笑话集网站最近更新网站内容采集

最新推荐文章于 2022-05-09 19:45:46 发布

xiaojimanman

最新推荐文章于 2022-05-09 19:45:46 发布

阅读量1.7k

点赞数 1

CC 4.0 BY-SA版权

分类专栏： java 文章标签：内容采集 java 笑话集网页抓取

本文链接：https://blog.youkuaiyun.com/xiaojimanman/article/details/19158815

java 专栏收录该内容

40 篇文章

订阅专栏

本文介绍了一个针对笑话集网站的爬虫实现方案，包括抓取更新列表页和详情页的内容，涉及网页抓取、正则匹配及数据存储等方面。

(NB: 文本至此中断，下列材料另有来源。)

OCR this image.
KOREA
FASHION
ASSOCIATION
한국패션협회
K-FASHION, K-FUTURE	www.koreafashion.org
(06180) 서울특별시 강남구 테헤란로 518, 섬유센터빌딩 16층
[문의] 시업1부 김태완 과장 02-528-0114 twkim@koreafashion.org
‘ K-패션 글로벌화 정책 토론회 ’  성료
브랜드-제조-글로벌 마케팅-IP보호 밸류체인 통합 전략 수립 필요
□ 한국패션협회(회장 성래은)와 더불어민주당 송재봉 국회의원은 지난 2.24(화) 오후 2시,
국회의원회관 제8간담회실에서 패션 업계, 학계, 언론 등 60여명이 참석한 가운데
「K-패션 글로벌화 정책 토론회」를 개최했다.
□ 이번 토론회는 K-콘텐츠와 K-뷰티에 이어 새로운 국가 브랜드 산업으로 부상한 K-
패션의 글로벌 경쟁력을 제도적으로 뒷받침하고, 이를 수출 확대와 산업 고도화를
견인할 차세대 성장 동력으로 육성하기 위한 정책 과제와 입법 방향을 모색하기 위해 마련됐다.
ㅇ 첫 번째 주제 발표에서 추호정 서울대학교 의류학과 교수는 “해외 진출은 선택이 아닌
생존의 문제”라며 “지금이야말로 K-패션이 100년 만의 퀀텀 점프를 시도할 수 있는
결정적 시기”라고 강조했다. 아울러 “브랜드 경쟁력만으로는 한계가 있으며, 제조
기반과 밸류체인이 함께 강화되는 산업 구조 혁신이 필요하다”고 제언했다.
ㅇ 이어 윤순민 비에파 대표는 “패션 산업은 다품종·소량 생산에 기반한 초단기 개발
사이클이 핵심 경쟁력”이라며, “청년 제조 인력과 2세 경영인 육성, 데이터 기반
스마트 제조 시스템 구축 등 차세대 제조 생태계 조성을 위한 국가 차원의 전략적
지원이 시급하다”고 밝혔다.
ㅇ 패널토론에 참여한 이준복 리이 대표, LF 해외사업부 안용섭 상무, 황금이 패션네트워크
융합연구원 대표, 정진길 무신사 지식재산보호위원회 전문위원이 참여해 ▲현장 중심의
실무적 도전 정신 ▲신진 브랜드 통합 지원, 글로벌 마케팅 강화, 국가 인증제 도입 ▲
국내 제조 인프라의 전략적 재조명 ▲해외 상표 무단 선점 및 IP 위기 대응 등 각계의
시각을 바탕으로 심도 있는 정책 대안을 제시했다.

摘要生成于 C知道，由 DeepSeek-R1 满血版支持，前往体验 >

转载请注明出处：http://blog.youkuaiyun.com/xiaojimanman/article/details/19158815

本篇博客主页介绍笑话集（www.jokeji.cn）最近更新列表页内容的抓取实现方式，程序源代码下载地址：http://download.youkuaiyun.com/detail/xiaojimanman/6918997

首先介绍一下抓取入口，这里的没有实现抓取程序的周期性采集，这里可以根据自己的需要来写相应的线程。

 /**  
 *@Description:  笑话集抓取调度入口
 */ 
package cn.lulei.crawl.jokeji;  

import java.io.IOException;
import java.util.ArrayList;
import java.util.HashSet;
import java.util.concurrent.TimeUnit;


import cn.lulei.db.jokeji.JokeDbOperation;
import cn.lulei.model.Jokeji;
import cn.lulei.util.ParseUtil;
  
public class JokeCrawl {

	//笑话集更新列表页url格式
	private static String listPageUrl = "http://www.jokeji.cn/list_%pno%.htm";
	//两次访问页面事件间隔，单位ms
	private static int sleepTime = 500;
	
	/**
	 * @param start 起始页
	 * @param end 终止页
	 * @throws IOException
	 * @Date: 2014-2-12  
	 * @Author: lulei  
	 * @Description: 抓取更新列表页上的内容
	 */
	public void crawlMain(int start, int end) throws IOException{
		start = start < 1 ? 1 : start;
		JokeDbOperation jokeDbOperation = new JokeDbOperation();
		for ( ; start <= end; start++) {
			sleep(sleepTime);
			JokeList jokeList = new JokeList(listPageUrl.replace("%pno%", start + ""));
			ArrayList<String> array = jokeList.getPageUrls();
			HashSet<String> hash = ParseUtil.parseArrayToHash(array);
			for (String s : hash) {
				JokeDetail jokeDetail = new JokeDetail(s);
				Jokeji jokeji = jokeDetail.getJokeji();
				jokeDbOperation.insert(jokeji);
				System.out.println("网址：" + s + "采集完成！");
				sleep(sleepTime);
			}
		}
	}
	
	/**
	 * @param sleepTime
	 * @Date: 2014-2-13  
	 * @Author: lulei  
	 * @Description: 线程暂停sleepTime毫秒
	 */
	public void sleep(int sleepTime){
		try {
			TimeUnit.MILLISECONDS.sleep(sleepTime);
		} catch (InterruptedException e) {
			// TODO Auto-generated catch block  
			e.printStackTrace();
		}
	}
	
	public static void main(String[] args) {
		// TODO Auto-generated method stub  
		try {
			new JokeCrawl().crawlMain(1, 380);
		} catch (Exception e) {
			// TODO Auto-generated catch block  
			e.printStackTrace();
		} 
	}

}

函数 public void crawlMain(int start, int end) 实现了列表页从start到end页的抓取，这里面设置的两次访问页面的时间间隔是500ms，可以根据自己电脑性能的配置和网速情况修改相应的配置，但是不建议将其修改太小，否则会被笑话集网站屏蔽。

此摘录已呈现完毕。